Although they were wonderful as they were, they became ambrosia when they were submerged in large tanks of ice and water at a temporary watermelon tent set up on some corner in the neighborhood. Straw or sawdust would be the floor and you would sit at long wooden tables with attached benches. Huge slices of melon on tin pie plates would be brought to the table. Boxes of salt clumping up in the humidity of a Houston summer night were on the table. It seems a little simple now but at that time getting to go to the watermelon stand was the highlight of any summer day.

Now we have seedless watermelons. Can you imagine? Sexless watermelons. Some say that they are just as good but I don't think they have the zest, the tastiness of those Hempstead melons.

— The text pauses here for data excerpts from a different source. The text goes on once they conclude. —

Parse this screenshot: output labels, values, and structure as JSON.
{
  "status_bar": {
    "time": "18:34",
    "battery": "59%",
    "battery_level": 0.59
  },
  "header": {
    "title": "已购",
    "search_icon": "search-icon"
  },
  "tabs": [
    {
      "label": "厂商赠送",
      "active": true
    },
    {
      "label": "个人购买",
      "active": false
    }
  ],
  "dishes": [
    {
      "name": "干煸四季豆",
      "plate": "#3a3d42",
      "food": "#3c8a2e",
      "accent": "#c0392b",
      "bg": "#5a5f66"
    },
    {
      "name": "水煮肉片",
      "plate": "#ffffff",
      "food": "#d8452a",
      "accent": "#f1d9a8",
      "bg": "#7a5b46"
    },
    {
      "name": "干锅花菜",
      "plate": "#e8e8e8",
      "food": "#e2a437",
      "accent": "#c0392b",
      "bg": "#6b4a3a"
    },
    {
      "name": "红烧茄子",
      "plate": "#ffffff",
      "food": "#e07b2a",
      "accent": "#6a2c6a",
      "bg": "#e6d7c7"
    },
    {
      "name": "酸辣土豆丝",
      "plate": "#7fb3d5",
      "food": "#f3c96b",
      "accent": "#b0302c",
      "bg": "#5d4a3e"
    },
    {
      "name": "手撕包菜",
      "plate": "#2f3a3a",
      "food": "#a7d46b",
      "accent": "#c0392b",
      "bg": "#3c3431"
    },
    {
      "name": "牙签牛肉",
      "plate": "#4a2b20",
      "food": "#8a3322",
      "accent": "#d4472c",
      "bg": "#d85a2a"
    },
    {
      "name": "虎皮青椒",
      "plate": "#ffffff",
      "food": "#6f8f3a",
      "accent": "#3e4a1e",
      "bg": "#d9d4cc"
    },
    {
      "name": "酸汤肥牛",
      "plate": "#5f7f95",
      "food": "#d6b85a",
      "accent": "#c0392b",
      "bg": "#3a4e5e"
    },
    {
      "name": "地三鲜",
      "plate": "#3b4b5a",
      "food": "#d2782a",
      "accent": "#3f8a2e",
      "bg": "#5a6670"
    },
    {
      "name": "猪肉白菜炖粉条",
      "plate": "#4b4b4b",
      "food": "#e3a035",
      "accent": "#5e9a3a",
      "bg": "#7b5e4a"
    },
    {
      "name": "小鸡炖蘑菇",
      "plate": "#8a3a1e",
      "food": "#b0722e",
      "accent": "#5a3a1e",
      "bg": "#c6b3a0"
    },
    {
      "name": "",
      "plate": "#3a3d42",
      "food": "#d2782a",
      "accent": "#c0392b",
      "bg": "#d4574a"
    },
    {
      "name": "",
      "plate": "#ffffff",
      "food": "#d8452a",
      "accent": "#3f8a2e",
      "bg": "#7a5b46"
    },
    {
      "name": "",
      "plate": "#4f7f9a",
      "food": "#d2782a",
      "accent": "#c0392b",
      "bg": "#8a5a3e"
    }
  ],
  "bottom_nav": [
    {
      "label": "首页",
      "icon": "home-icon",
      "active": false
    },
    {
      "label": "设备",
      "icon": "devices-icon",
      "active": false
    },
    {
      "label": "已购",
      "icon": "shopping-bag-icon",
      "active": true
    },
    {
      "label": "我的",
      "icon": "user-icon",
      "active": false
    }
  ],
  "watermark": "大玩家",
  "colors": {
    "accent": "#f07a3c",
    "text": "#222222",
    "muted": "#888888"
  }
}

Now we have little melons and I don't just mean a little smaller. I mean baby melons. The one above was larger than a softball but smaller than a basketball. I really shouldn't complain that they have managed to breed smaller melons because I could hardly carry home a 40 pounder. And I do mean carry because we do walk and carry nearly all of our groceries home from the store. If I could carry a Hempstead melon home, I don't know what I'd do with it. We have a small fridge. As much as I like watermelon, I don't think I could eat a 40 pounder.

I eat these baby watermelons but all of the time I'm thinking back to the tent with the sawdust on the floor and the cold, juicy, sweet, succulent heart of a Hempstead Melon.

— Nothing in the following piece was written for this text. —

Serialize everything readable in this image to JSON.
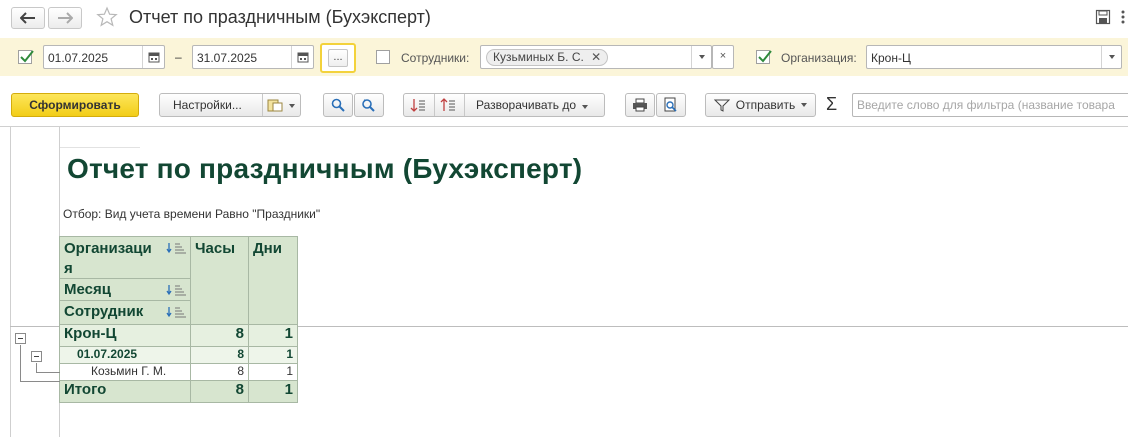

Want to know more about Watermelons....especially the Black Diamond Hempstead Melon, click here.

6 comments:

Michael Dickson said...

This is interesting. I am a Cracker boy, born in Georgia. I´ve never heard of Black Diamond watermelons, but I do like the name.

And I´ve never seen the baby melons, probably because I just don´t pay attention. I don´t like watermelon, and never have. Don´t like the seeds, and I don´t like the taste.

Odd for a Cracker boy.

Billie Mercer said...

Miguelito, I'm sure that if you had eaten a melon from Hempstead Texas rather than those Georgia melons, you would be a fan.

Steve Cotton said...

Billie -- I am probably wrong, but the small watermelons seem like cull fruit to me -- cleverly marketted cull fruit. My problem may be that, like you, I recall watermelon that was far juicier and richer than the current melons found in the market. I blame mine on old person nostalgia.

Babs said...

Mouth watering post! I remember sitting in a field in Mississippi where my husband's family was from and punching holes in the Stubbs watermelons - famous in that part of Ms. and eating the most luscious fruit that I have ever had - not cold, but warm from the sun. My kids still talk about their time in the fields and haylofts every summer.
Aren't we lucky to have these memories?

pitchertaker said...

Oh, I remember the Black Diamonds, but rather than getting down at the corner stand, we always got ours at the ice house....ice houses that sold ice, cold cases of beer, and other things cold. You'd pull up to the loading dock, tell'm how big a mellon you'd like, they'd bring it out, plug it so you could see how ripe it was before buying it. We even raised a few ourselves on my grandmother's farm in East Texas. We'd cool those in the creek. I lost my taste for watermellon when the stores started selling those long skinny green striped ones. Black Diamond mellows were the best, and nothing else taste as good. P'taker

Billie Mercer said...

Steve, the little melons just don't have the "crunch" of the big melons. Maybe a few bites right in the center but then the rest is mushy.
Barbara, I remember family reunions out in the country where we just put the melons in the deepest shade or in the creek until time to cut them.
Frank, I had forgotten about plugging the melons. That was serious business thumping the melon and looking at the plug before you loaded it up in the car. Only Dads were qualified thumpers and could find the best melon from looking at the plug.